As I was heading to Transplace’s Shipper Symposium conference on Monday to lead a panel discussion on 3-D Printing, Drones & Driverless Trucks – Creating a Futuristic Supply Chain, I wrote that I wouldn’t be surprised if another article or two gets published about those topics by the time I landed in Dallas. Well, I was right. On Wednesday, Daimler Trucks North America unveiled the Freightliner Inspiration Truck, “the first licensed autonomous commercial truck to operate on an open public highway in the United States.”
Here are some details from the press release:
The Freightliner Inspiration Truck underwent extensive testing before the Nevada Department of Motor Vehicles granted it a license to operate on public roads in the state.
The Freightliner Inspiration Truck is equipped with the Highway Pilot sensors and computer hardware is based upon a series production Freightliner Cascadia Evolution, fully certified to meet all U.S. Federal Motor Vehicle Safety Standards.
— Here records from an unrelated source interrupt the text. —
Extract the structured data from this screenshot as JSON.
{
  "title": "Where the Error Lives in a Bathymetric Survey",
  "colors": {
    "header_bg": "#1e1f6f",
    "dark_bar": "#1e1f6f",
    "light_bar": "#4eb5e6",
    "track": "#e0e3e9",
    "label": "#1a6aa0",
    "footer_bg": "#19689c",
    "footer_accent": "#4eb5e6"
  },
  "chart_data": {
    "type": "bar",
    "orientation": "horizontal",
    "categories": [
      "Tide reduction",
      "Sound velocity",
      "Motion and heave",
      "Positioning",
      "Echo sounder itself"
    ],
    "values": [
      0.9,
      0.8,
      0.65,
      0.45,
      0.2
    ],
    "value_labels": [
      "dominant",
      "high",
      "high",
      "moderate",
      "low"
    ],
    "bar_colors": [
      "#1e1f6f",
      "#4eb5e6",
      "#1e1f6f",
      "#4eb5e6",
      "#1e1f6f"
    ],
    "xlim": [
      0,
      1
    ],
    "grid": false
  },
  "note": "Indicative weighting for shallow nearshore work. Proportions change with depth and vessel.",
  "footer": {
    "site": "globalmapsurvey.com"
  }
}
The Highway Pilot links together a sophisticated set of camera technology and radar systems with lane stability, collision avoidance, speed control, braking, steering and other monitoring systems. This combination creates a Level 3 autonomous vehicle operating system that can perform safely under a range of highway driving conditions. In total, two trucks with this equipment exist.
It’s important to note that during the demonstration drive across the Hoover Dam, there was a driver in the truck with both hands on the steering wheel — you know, for safety’s sake.
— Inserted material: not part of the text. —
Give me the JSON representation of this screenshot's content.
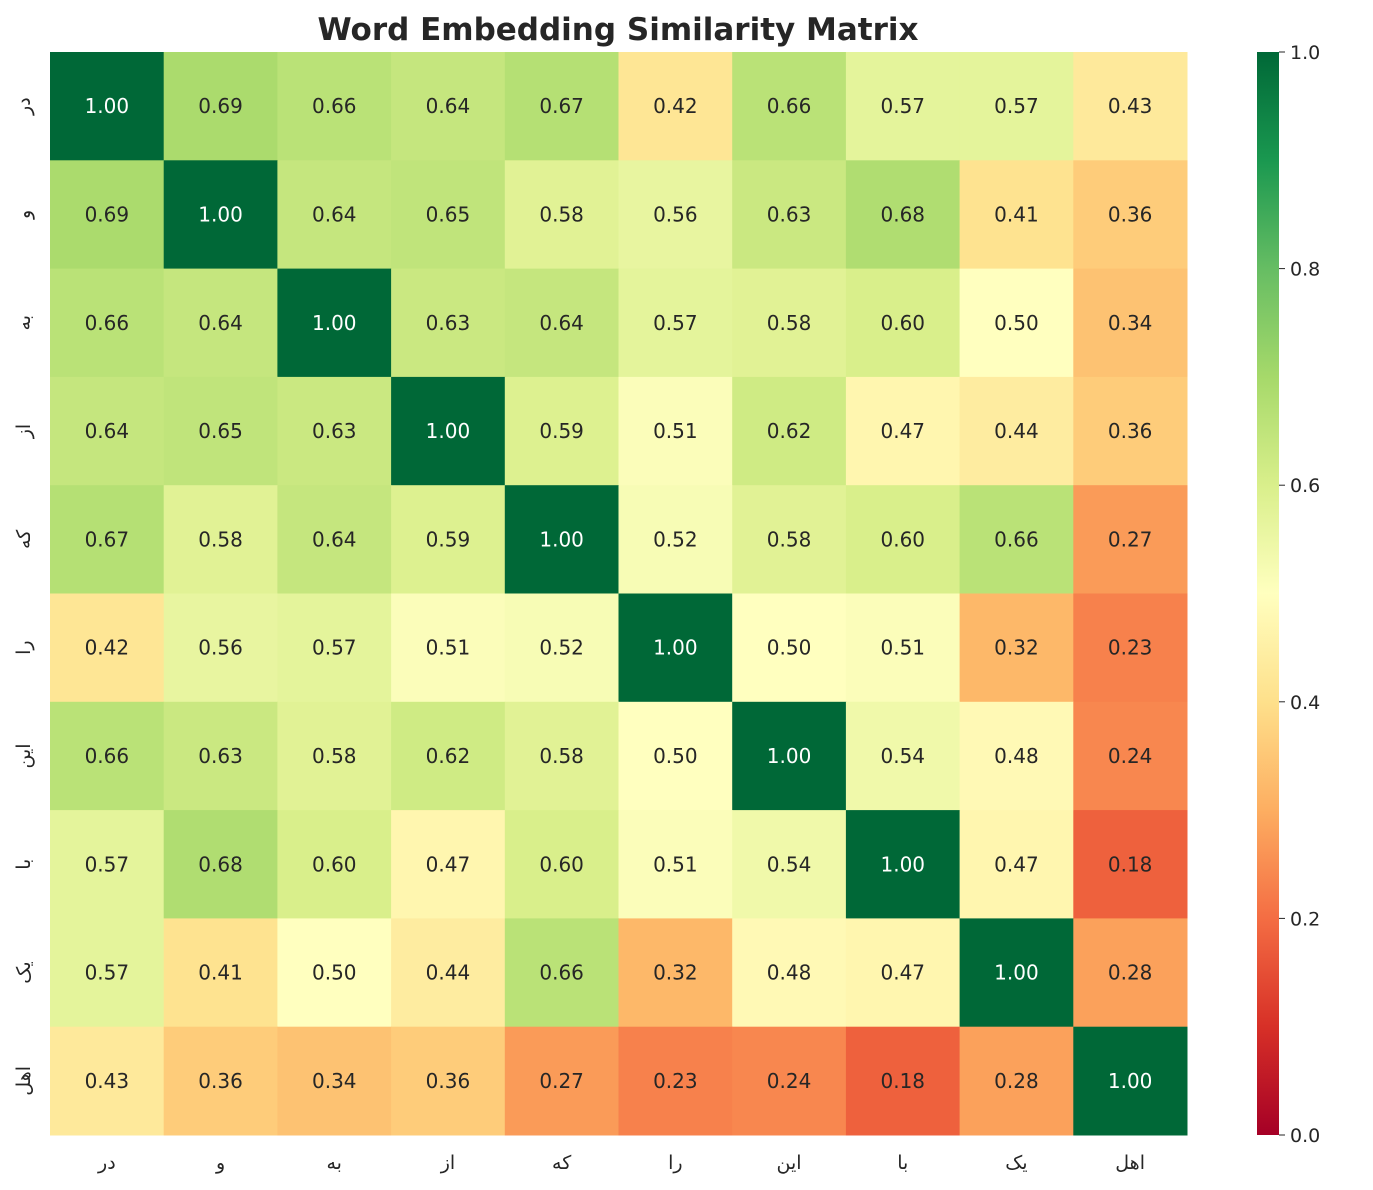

And on the 3D printing front, CloudDDM announced the launch of its advanced additive manufacturing facility located on the UPS Supply Chain Solutions Campus at UPS Worldport®. Here are some excerpts from the press release:
Leveraging a combination of innovative 3D printing technology, automation, and location on the UPS Supply Chain Solutions Campus, CloudDDM is eager to provide additive manufacturing services to the growing number of designers, engineers, and companies who want to leverage the benefits of industrial additive manufacturing (3D printing) to reduce upfront production costs, manage stock and inventory, and accelerate product development.
“We are excited to have CloudDDM as a resident on our UPS Supply Chain Solutions Campus,” said Mark Wallace, UPS President of Global Logistics and Distribution. “Locating at UPS Worldport hub allows CloudDDM to leverage our integrated network and end-of-runway location to get 3D printed parts in the hands of their customers as quickly as possible. As this technology continues to become more mainstream, UPS has the ability to scale the shipping and logistics solutions to meet the additive manufacturing services provided by CloudDDM.”
I’ll share my thoughts about these topics when I write about my takeaways from the Transplace conference, but to put it simply, it’s clear that driverless trucks, 3D printing, and drones will play an important role in supply chain management in the future. What’s unclear at the moment is their exact role, and how long until we get there.
And with that, have a happy weekend and a Happy Mother’s Day!
Oh, if you want to get that song out of your head, chew gum.
Song of the Week: “Mad World” by Tears for Fears
Note: LeanLogistics and Transplace are Talking Logistics sponsors.